In the mid-late-nineties, Budweiser beer started a new advertising campaign, consisting of a trio of frogs just croaking the syllables of their name. It became hugely popular and all-but iconic. Then, after a few variations, an actual story developed, played out over the course of the commercials (especially during Superbowls), involving a self-impressed lizard named Louie scheming to take the frogs’ place.
The surprising thing is that, if you string the commercials together, it’s not a bad little short film, largely due to the great voice acting on Louie and Frankie the lizards (courtesy of actors Paul Christie and Danny Mastrogiorgio) and some strong dialogue (“All my hard work has paid off!” “Louie, you hired a hitman.” “…Yeah, with my own money!”).

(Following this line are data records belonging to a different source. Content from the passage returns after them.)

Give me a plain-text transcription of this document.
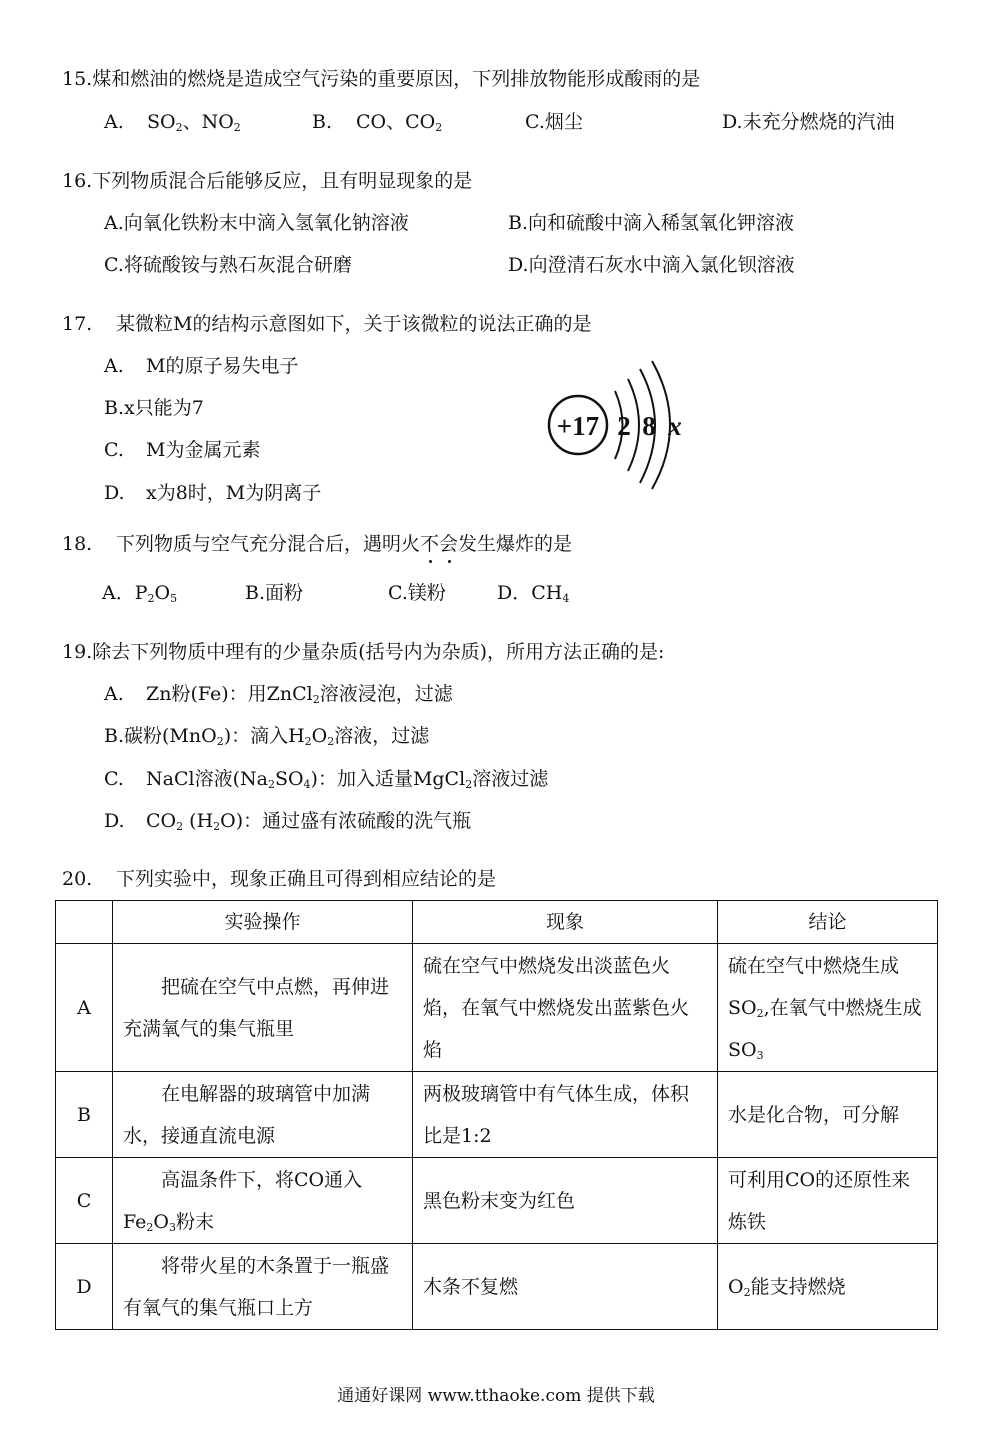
15.煤和燃油的燃烧是造成空气污染的重要原因，下列排放物能形成酸雨的是
A. $SO_2$、$NO_2$	B. CO、$CO_2$	C.烟尘	D.未充分燃烧的汽油
16.下列物质混合后能够反应，且有明显现象的是
A.向氧化铁粉末中滴入氢氧化钠溶液	B.向和硫酸中滴入稀氢氧化钾溶液
C.将硫酸铵与熟石灰混合研磨	D.向澄清石灰水中滴入氯化钡溶液
17. 某微粒M的结构示意图如下，关于该微粒的说法正确的是
A. M的原子易失电子
B.x只能为7
C. M为金属元素
D. x为8时，M为阴离子
+17 2 8 x
18. 下列物质与空气充分混合后，遇明火不会发生爆炸的是
A．$P_2O_5$	B.面粉	C.镁粉	D．$CH_4$
19.除去下列物质中理有的少量杂质(括号内为杂质)，所用方法正确的是:
A. Zn粉(Fe)：用ZnCl$_2$溶液浸泡，过滤
B.碳粉(MnO$_2$)：滴入$H_2O_2$溶液，过滤
C. NaCl溶液$(Na_2SO_4)$：加入适量MgCl$_2$溶液过滤
D. $CO_2$ $(H_2O)$：通过盛有浓硫酸的洗气瓶
20. 下列实验中，现象正确且可得到相应结论的是
	实验操作	现象	结论
A	把硫在空气中点燃，再伸进充满氧气的集气瓶里	硫在空气中燃烧发出淡蓝色火焰，在氧气中燃烧发出蓝紫色火焰	硫在空气中燃烧生成$SO_2$,在氧气中燃烧生成$SO_3$
B	在电解器的玻璃管中加满水，接通直流电源	两极玻璃管中有气体生成，体积比是1:2	水是化合物，可分解
C	高温条件下，将CO通入$Fe_2O_3$粉末	黑色粉末变为红色	可利用CO的还原性来炼铁
D	将带火星的木条置于一瓶盛有氧气的集气瓶口上方	木条不复燃	$O_2$能支持燃烧
通通好课网 www.tthaoke.com 提供下载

On top of that, you have a pretty decent example of basic story structure here. We open with a false order (a status quo that seems stable, but contains the seeds of disruption): the frogs are the champions of Budweiser and Louie is jealous. There’s a rising action: Louie lets his resentment of the frogs lead him to increasingly heated rhetoric and finally desperate action. There’s a chance to turn back via his buddy Frankie’s repeated warnings. There’s a turning point that changes the status quo from false order to disorder: Louie hires a hitman to assassinate the frogs. There’s a unexpected result – the assassination attempt fails to kill the frogs, but leaves one of them incapacitated, allowing Louie to get what he wants after all. Then there’s the climax and logical result of the action, where Louie achieves his dream…only to ruin it through his own personal flaws, the same ones that led him to such desperate measures in the first place. Finally, Louie receive his comeuppance, first by being beaten up by the frogs and then by seeing himself replaced by the character he respects the least and never bothered to take seriously, but who ends up outdoing him completely while being a more reliable performer, thus restoring the status quo to true order.
As Frankie says, this isn’t Shakespeare, but as a bare-bones and very funny illustration of story structure, you could do worse.